Now things are getting more serious. Before adding someone to your bubble, you’ll have to have a serious talk with not just them, but the other people you see during the pandemic. Ask your potential new bubble boo: Are they willing to quarantine and get tested before your first not-distanced date? Are you each comfortable with the level of risk the other has to or chooses to take? (Maybe they take public transit to work every day, while you’re still WFH.) 

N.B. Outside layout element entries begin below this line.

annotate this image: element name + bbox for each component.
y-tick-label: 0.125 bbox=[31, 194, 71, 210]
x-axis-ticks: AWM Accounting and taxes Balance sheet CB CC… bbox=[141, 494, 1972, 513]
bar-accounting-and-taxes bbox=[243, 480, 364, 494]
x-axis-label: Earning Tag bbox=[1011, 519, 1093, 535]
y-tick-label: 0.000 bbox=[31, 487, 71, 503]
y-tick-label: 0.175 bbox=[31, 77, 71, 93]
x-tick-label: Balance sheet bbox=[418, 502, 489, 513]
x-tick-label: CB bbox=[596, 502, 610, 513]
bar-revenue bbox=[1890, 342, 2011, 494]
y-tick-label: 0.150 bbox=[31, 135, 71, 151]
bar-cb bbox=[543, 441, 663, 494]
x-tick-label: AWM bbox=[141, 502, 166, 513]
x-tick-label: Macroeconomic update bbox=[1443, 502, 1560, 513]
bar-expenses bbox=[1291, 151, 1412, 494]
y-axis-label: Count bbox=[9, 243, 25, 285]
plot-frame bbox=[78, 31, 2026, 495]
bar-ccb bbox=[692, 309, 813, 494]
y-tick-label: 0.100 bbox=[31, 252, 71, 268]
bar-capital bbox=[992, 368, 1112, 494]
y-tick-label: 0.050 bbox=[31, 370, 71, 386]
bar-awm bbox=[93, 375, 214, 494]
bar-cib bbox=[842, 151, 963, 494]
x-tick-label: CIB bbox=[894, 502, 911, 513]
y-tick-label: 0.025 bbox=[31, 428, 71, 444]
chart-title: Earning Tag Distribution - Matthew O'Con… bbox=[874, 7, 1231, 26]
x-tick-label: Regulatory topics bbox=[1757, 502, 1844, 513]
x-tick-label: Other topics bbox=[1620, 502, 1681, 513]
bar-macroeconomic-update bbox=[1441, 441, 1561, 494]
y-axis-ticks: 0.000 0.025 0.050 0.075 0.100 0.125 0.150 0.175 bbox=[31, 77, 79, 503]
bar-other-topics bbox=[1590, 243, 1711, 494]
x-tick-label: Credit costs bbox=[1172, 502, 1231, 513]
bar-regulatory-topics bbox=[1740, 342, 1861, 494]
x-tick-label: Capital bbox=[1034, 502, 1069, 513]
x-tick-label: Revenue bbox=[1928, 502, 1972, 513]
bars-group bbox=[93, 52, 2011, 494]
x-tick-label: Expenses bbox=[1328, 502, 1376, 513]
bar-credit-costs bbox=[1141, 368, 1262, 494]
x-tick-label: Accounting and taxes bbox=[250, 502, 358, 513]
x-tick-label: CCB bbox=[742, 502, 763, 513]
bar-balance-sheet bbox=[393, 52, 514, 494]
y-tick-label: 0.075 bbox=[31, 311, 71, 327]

This is also a good time to ask the person if they're seeing other people (and if so, whether they’re quarantining too). And heck, you might as well throw in the STI talk as well. Like we said — serious. Yes, these talks can be intimidating and awkward, Hoffman acknowledges. But they’re critical. To help make the conversation feel more appropriate for the early stage of dating you’re in, she suggests emphasizing that you’re asking because of COVID-19 safety, not in order to define the relationship quite yet. Unless you do want to DTR, that is. In which case, the next phase is applicable.

A relationship

This is when things get kind of squishy. Normally, you’d date casually for a while. But few mutually-attracted people can keep up the guise of social distanced dating for long, and the bubble buddy step carries a certain gravitas that can feel premature. As a result, you might decide to jump into what’s basically a relationship sooner than you typically would. A new person in your small pod, who you’re excited about and hot for — of course you want to see them all the time. You might even decide to expedite moving in together, a major decision that can be a real pain to undo if it doesn’t work out.
On the other hand, maybe you’ve stalled out before the bubble buddy step because one of you simply can’t take on any additional level of risk. If you’ve been “talking” for months but have only seen each other in person a handful of times, it can be hard to figure out what you are.
These scenarios are both common amid the pandemic, and Hoffman’s best advice is to take it one day at a time, err on the side of cautious, and to speak up when things are going in a direction you feel uncomfortable with. The one thing about dating and relationships that hasn’t changed in quarantine is that they take honest communication to succeed — and that’s something you can work on no matter how many feet apart you are.